Otavio Good is a software engineer at Google Translate, where he works on machine learning and computer vision. Previously, Otavio founded Quest Visual Inc, which was acquired by Google. Quest Visual made the smartphone app Word Lens, the first augmented reality language translation app that translates text in real-time video. Otavio previously co-founded video game company Secret Level, which was acquired by Sega in 2006 and became Sega Studios San Francisco. He led the team “All Your Shreds Are Belong to U.S.” that won the DARPA Shredder Challenge in 2011. Otavio also loves working on side projects related to computers, math, science, and technology.
Andy Kurtzig is a serial entrepreneur with two successful acquisitions. He is the founder and CEO of JustAnswer, the largest Expert site connecting people with doctors, lawyers, mechanics, tech support and thousands of other Experts. JustAnswer has received $51M in funding and the board includes Charles Schwab, Sandy Robertson, Bob Finocchio and Larry Sonsini. Kurtzig’s entrepreneurial streak started in his dorm room at UC Berkeley, where he developed ANSER, software for the newspaper industry, which he sold two years later. After the sale of ANSER, Kurtzig founded eBenefits, an online Human Resources application with funding from NEA, Draper Fisher Jurvetson and WR Hambrecht, which counted Fortune 500 companies as clients and sold in 2002. Kurtzig has been recognized as “One of the Bay Area's Most Admired CEOs” by the San Francisco Business Times and one of Goldman Sachs “Most Intriguing Entrepreneurs.”

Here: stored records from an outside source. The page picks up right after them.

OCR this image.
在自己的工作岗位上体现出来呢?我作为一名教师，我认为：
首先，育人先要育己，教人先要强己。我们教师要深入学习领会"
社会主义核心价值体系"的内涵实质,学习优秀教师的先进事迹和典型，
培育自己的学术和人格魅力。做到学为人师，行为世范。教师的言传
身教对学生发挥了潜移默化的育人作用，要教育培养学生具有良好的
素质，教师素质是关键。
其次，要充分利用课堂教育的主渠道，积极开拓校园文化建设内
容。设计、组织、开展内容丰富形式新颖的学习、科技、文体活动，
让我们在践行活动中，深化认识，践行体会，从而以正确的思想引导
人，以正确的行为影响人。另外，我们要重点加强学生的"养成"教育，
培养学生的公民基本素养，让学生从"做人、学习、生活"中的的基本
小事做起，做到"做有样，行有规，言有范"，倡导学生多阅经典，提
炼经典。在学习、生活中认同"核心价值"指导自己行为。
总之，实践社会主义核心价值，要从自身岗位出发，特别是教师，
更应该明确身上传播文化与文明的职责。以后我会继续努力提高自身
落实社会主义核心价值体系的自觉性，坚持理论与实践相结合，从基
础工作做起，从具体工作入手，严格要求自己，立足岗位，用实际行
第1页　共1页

Kurtzig is also an angel investor, with successful investments including StubHub (acquired by eBay) and iLike (acquired by MySpace), and an active philanthropist, with a passion for finding a cure for juvenile diabetes. When he’s not working, Kurtzig’s interests include spending time with his wife and his three young children and adding to his collection of Hawaiian shirts, which he wears daily.
AutoX aims to solve autonomous driving cheaply and robustly with major customer impactful way points on the way. Jianxiong Xiao, founder & CEO at AutoX, was an Assistant Professor in the Department of Computer Science at Princeton University and the founding director of the Princeton Computer Vision and Robotics Labs from 2013 to 2016. He is a pioneer in the fields of 3D deep learning, autonomous driving, RGB-D recognition and mapping, big data, large-scale crowdsourcing, and deep learning for robotics. He received his PhD from the Computer Science and Artificial Intelligence Laboratory (CSAIL) at the Massachusetts Institute of Technology (MIT) in 2013.